OCEAN-MBRL: Offline Conservative Exploration for Model-Based Offline Reinforcement Learning

Authors: Fan Wu, Rui Zhang, Qi Yi, Yunkai Gao, Jiaming Guo, Shaohui Peng, Siming Lan, Husheng Han, Yansong Pan, Kaizhao Yuan, Pengwei Jin, Ruizhi Chen, Yunji Chen, Ling Li

AAAI 2024 | Conference PDF | Archive PDF | Plain Text | LLM Run Details

Reproducibility Variable Result LLM Response
Research Type Experimental Experiment results of our method on the D4RL Mu Jo Co benchmark show that OCEAN significantly improves the performance of existing algorithms. Our experiments aim to: a) evaluate how well OCEAN improves the performance of state-of-art offline model-based methods, b) examine whether conservative exploration is necessary, c) determine the impact of different hyperparameters on the performance of the algorithm. We conduct extensive experimentation and validate the effectiveness of our proposed approach, OCEAN, on the D4RL Mu Jo Co benchmark.
Researcher Affiliation Academia Fan Wu1,2, Rui Zhang 3, Qi Yi4, Yunkai Gao4, Jiaming Guo3, Shaohui Peng1, Siming Lan4, Husheng Han2, 3, Yansong Pan2, Kaizhao Yuan2, Pengwei Jin2, 3, Ruizhi Chen1, Yunji Chen2, 3, Ling Li1, 2, * 1 Intelligent Software Research Center, Institute of Software, CAS, Beijing, China 2 University of Chinese Academy of Sciences, UCAS, Beijing, China 3 SKL of Processors, Institute of Computing Technology, CAS, Beijing, China 4 University of Science and Technology of China, USTC, Hefei, China wufan2020@iscas.ac.cn
Pseudocode Yes Algorithm 1: OCEAN
Open Source Code No We evaluate our approach on D4RL (Fu et al. 2020) Mu Jo Co datasets and our code is based on Offline RLKit library1. 1https://github.com/yihaosun1124/Offline RL-Kit
Open Datasets Yes Experiment results of our method on the D4RL Mu Jo Co benchmark show that OCEAN significantly improves the performance of existing algorithms. We evaluate our approach on D4RL (Fu et al. 2020) Mu Jo Co datasets
Dataset Splits No MOPO-based algorithms run for 2M gradient steps across 8 different random seeds and the final mean performance of 100 episodes is reported. No explicit details on dataset splits (e.g., percentages, counts) for training, validation, or testing are provided.

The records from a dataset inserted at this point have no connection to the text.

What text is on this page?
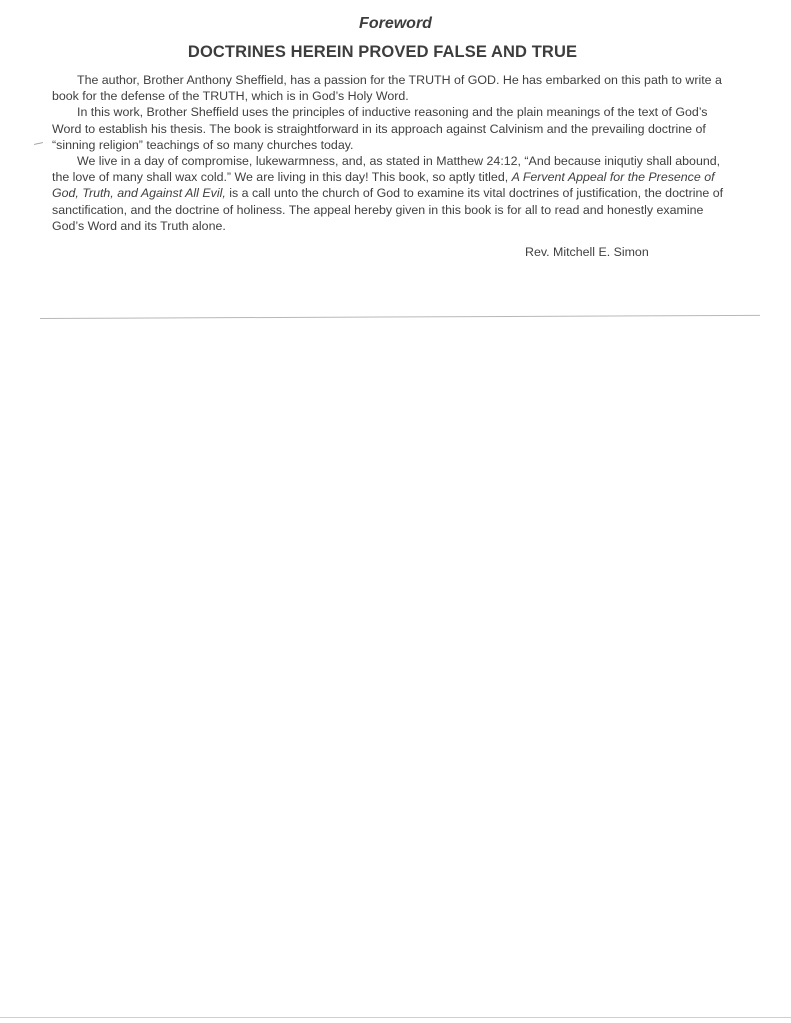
Foreword
DOCTRINES HEREIN PROVED FALSE AND TRUE

The author, Brother Anthony Sheffield, has a passion for the TRUTH of GOD. He has embarked on this path to write a book for the defense of the TRUTH, which is in God’s Holy Word.

In this work, Brother Sheffield uses the principles of inductive reasoning and the plain meanings of the text of God’s Word to establish his thesis. The book is straightforward in its approach against Calvinism and the prevailing doctrine of “sinning religion” teachings of so many churches today.

We live in a day of compromise, lukewarmness, and, as stated in Matthew 24:12, “And because iniqutiy shall abound, the love of many shall wax cold.” We are living in this day! This book, so aptly titled, A Fervent Appeal for the Presence of God, Truth, and Against All Evil, is a call unto the church of God to examine its vital doctrines of justification, the doctrine of sanctification, and the doctrine of holiness. The appeal hereby given in this book is for all to read and honestly examine God’s Word and its Truth alone.

Rev. Mitchell E. Simon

Hardware Specification No No specific hardware details (e.g., GPU models, CPU types, memory) used for running experiments were mentioned in the paper.
Software Dependencies No We evaluate our approach on D4RL (Fu et al. 2020) Mu Jo Co datasets and our code is based on Offline RLKit library1. No version number is provided for the 'Offline RLKit library' or any other specific software components.

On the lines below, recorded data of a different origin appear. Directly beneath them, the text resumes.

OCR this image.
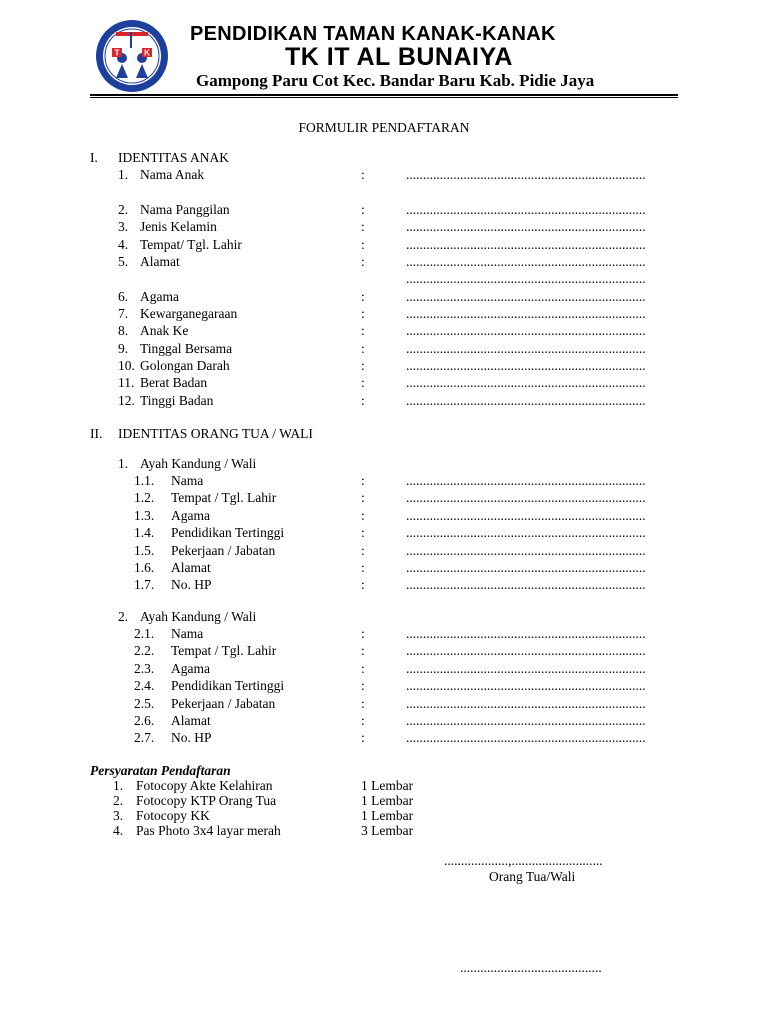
T	K
PENDIDIKAN TAMAN KANAK-KANAK
TK IT AL BUNAIYA
Gampong Paru Cot Kec. Bandar Baru Kab. Pidie Jaya
FORMULIR PENDAFTARAN
I. IDENTITAS ANAK
1. Nama Anak	:	.......................................................................
2. Nama Panggilan	:	.......................................................................
3. Jenis Kelamin	:	.......................................................................
4. Tempat/ Tgl. Lahir	:	.......................................................................
5. Alamat	:	.......................................................................
6. Agama	:	.......................................................................
7. Kewarganegaraan	:	.......................................................................
8. Anak Ke	:	.......................................................................
9. Tinggal Bersama	:	.......................................................................
10. Golongan Darah	:	.......................................................................
11. Berat Badan	:	.......................................................................
12. Tinggi Badan	:	.......................................................................
.......................................................................
II. IDENTITAS ORANG TUA / WALI
1. Ayah Kandung / Wali
1.1. Nama	:	.......................................................................
1.2. Tempat / Tgl. Lahir	:	.......................................................................
1.3. Agama	:	.......................................................................
1.4. Pendidikan Tertinggi	:	.......................................................................
1.5. Pekerjaan / Jabatan	:	.......................................................................
1.6. Alamat	:	.......................................................................
1.7. No. HP	:	.......................................................................
2. Ayah Kandung / Wali
2.1. Nama	:	.......................................................................
2.2. Tempat / Tgl. Lahir	:	.......................................................................
2.3. Agama	:	.......................................................................
2.4. Pendidikan Tertinggi	:	.......................................................................
2.5. Pekerjaan / Jabatan	:	.......................................................................
2.6. Alamat	:	.......................................................................
2.7. No. HP	:	.......................................................................
Persyaratan Pendaftaran
1. Fotocopy Akte Kelahiran	1 Lembar
2. Fotocopy KTP Orang Tua	1 Lembar
3. Fotocopy KK	1 Lembar
4. Pas Photo 3x4 layar merah	3 Lembar
...................,...........................
Orang Tua/Wali
..........................................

Experiment Setup Yes MOPO-based algorithms run for 2M gradient steps across 8 different random seeds and the final mean performance of 100 episodes is reported. The base hyperparameters that we use for OCEAN mostly follow the Offline RL-Kit library. Additionally, we conduct experiments to explore various uncertainty estimators and exploration strategies. Lastly, we perform parameter tuning experiments on the two pivotal hyperparameters in OCEAN, namely the penalty threshold u T and noise standard deviation δ.